Diciamo che all’inizio del corso i compiti sono stati semplici. Semplici da capire, e semplici da fare. Si è trattato finora solo di conoscersi tra noi e di stabilire un metodo, di definire dei riferimenti comuni, niente di più. Perché, a meno che uno abbia una percezione di sé un tantino eccessiva o sia megalomane, è proprio difficile immaginare di scrivere qualcosa come la sanno scrivere Jonathan Coe, Domenico Starnone, Alessandro Baricco, giusto per citare in rigoroso ordine cronologico i primi tre docenti che mi sono capitati davanti. Difficile immaginare anche solo di tenergli la scia. Diciamo che il primo compito era un generico invito a provare a scrivere qualcosa stando al centro della narrazione, a stabilire un ritmo, a rispettare una lunghezza e un tema. Un po’ come vedere due ragazzine che fanno girare la fune e cercare di cogliere l’istante esatto per buttarsi dentro e per tirare su le gambe. Provare a saltare sopra quella linea bianca sfocata lasciando al ritmo della storia il compito di girarti intorno, senza interrompere, provando a non inciampare. Ecco, più o meno quello.

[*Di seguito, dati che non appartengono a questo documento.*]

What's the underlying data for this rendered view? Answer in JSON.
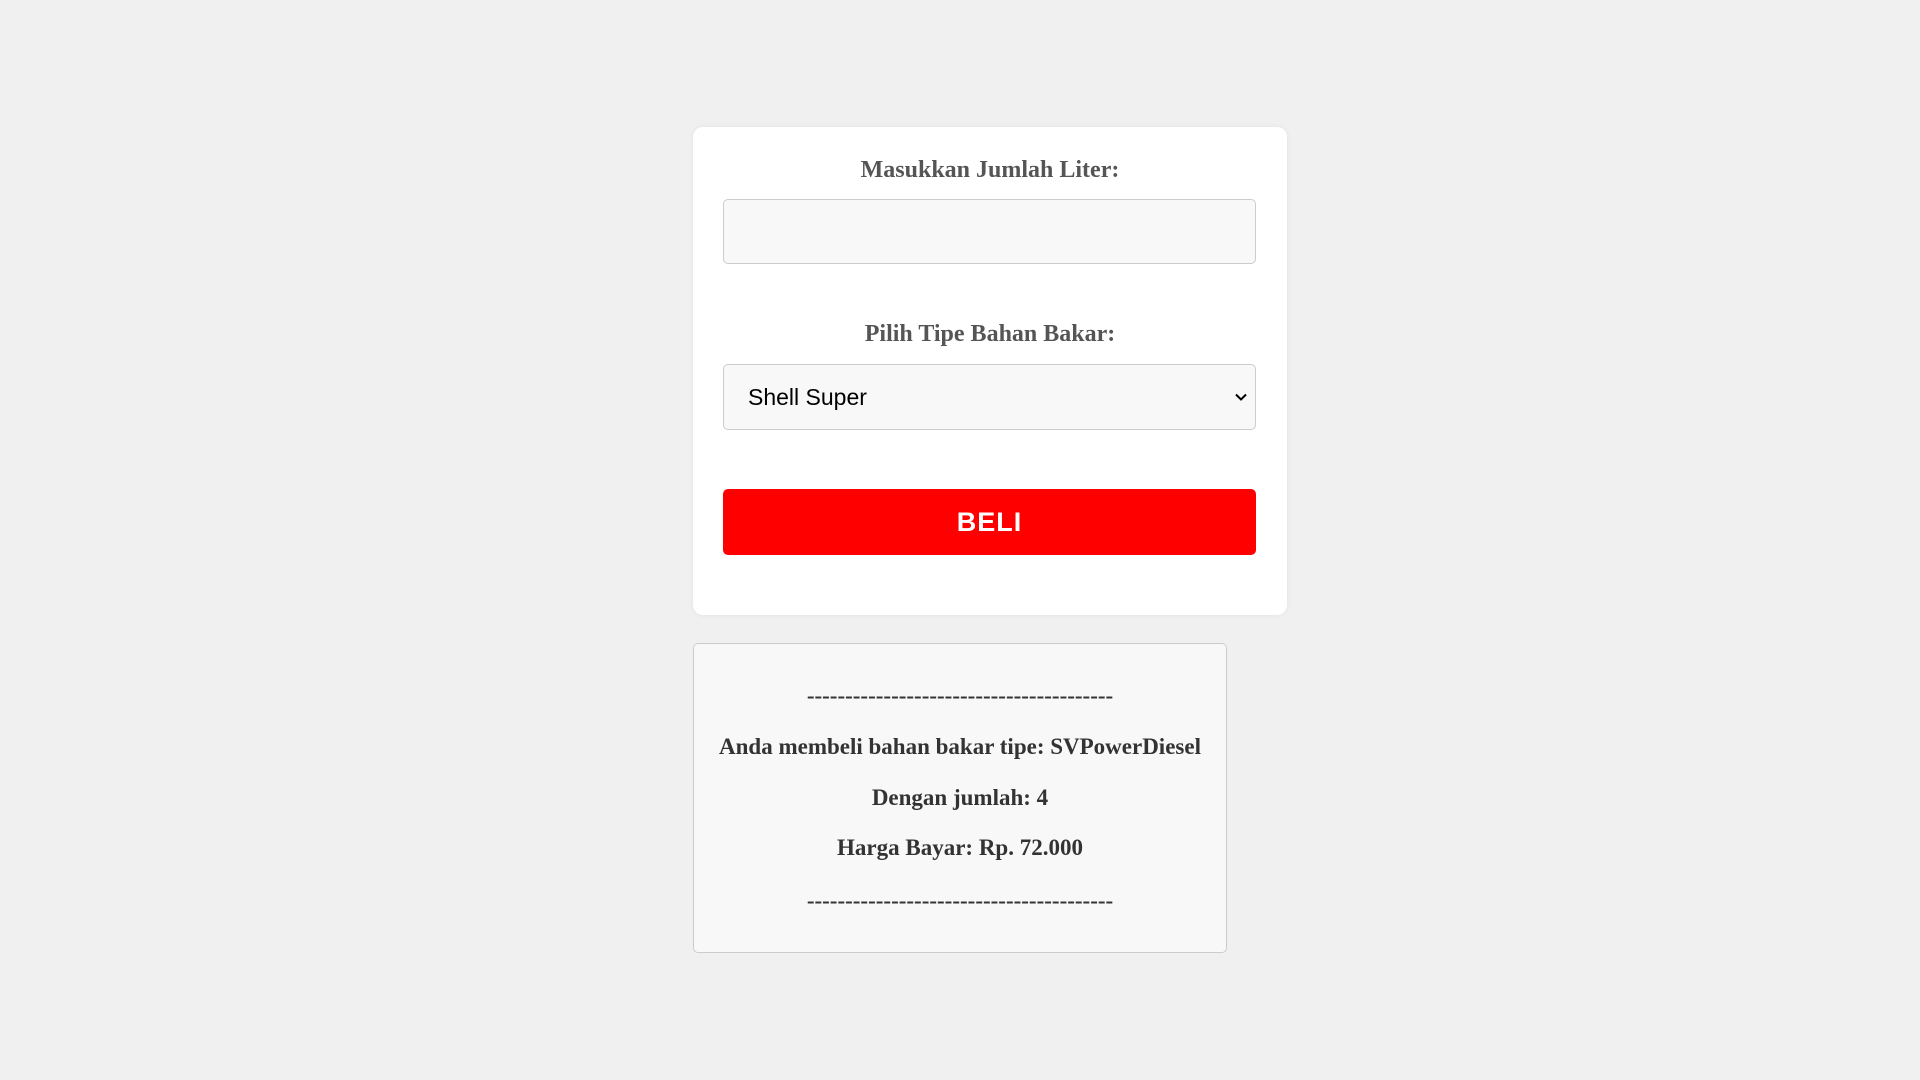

Da quando il corso è iniziato ho soprattutto letto. E poi sullo slancio dei compiti ho scritto qualcosa di mio, senza pretese, cercando di fissare le idee. Non le ho fatte vedere a nessuno, le mie storie, non è questo il punto. Le ho scritte per me. La conquista più grande è stato capire che posso anche parlare d’altro. Altro rispetto alle montagne, rispetto alla neve e soprattutto rispetto al mio punto di vista. Posso addirittura cambiare punto di vista, scrivere delle cose che non penso. Scrivere delle cose come le penserebbe uno che non mi piace, uno che odio o magari invece, come le scriverebbe uno che stimo; un essere umano migliore di me, ad esempio. Scrivere è bello perché non ti impone di essere ma ti obbliga a sentire. Ti spinge a capire. Devi ascoltare te stesso e sentire gli altri, scavare nelle situazioni e nelle sensazioni, anche in quelle apparentemente banali. Devi analizzare tutto e soprattutto una cosa: devi studiare.
E francamente un po’, lo studio, mi mancava.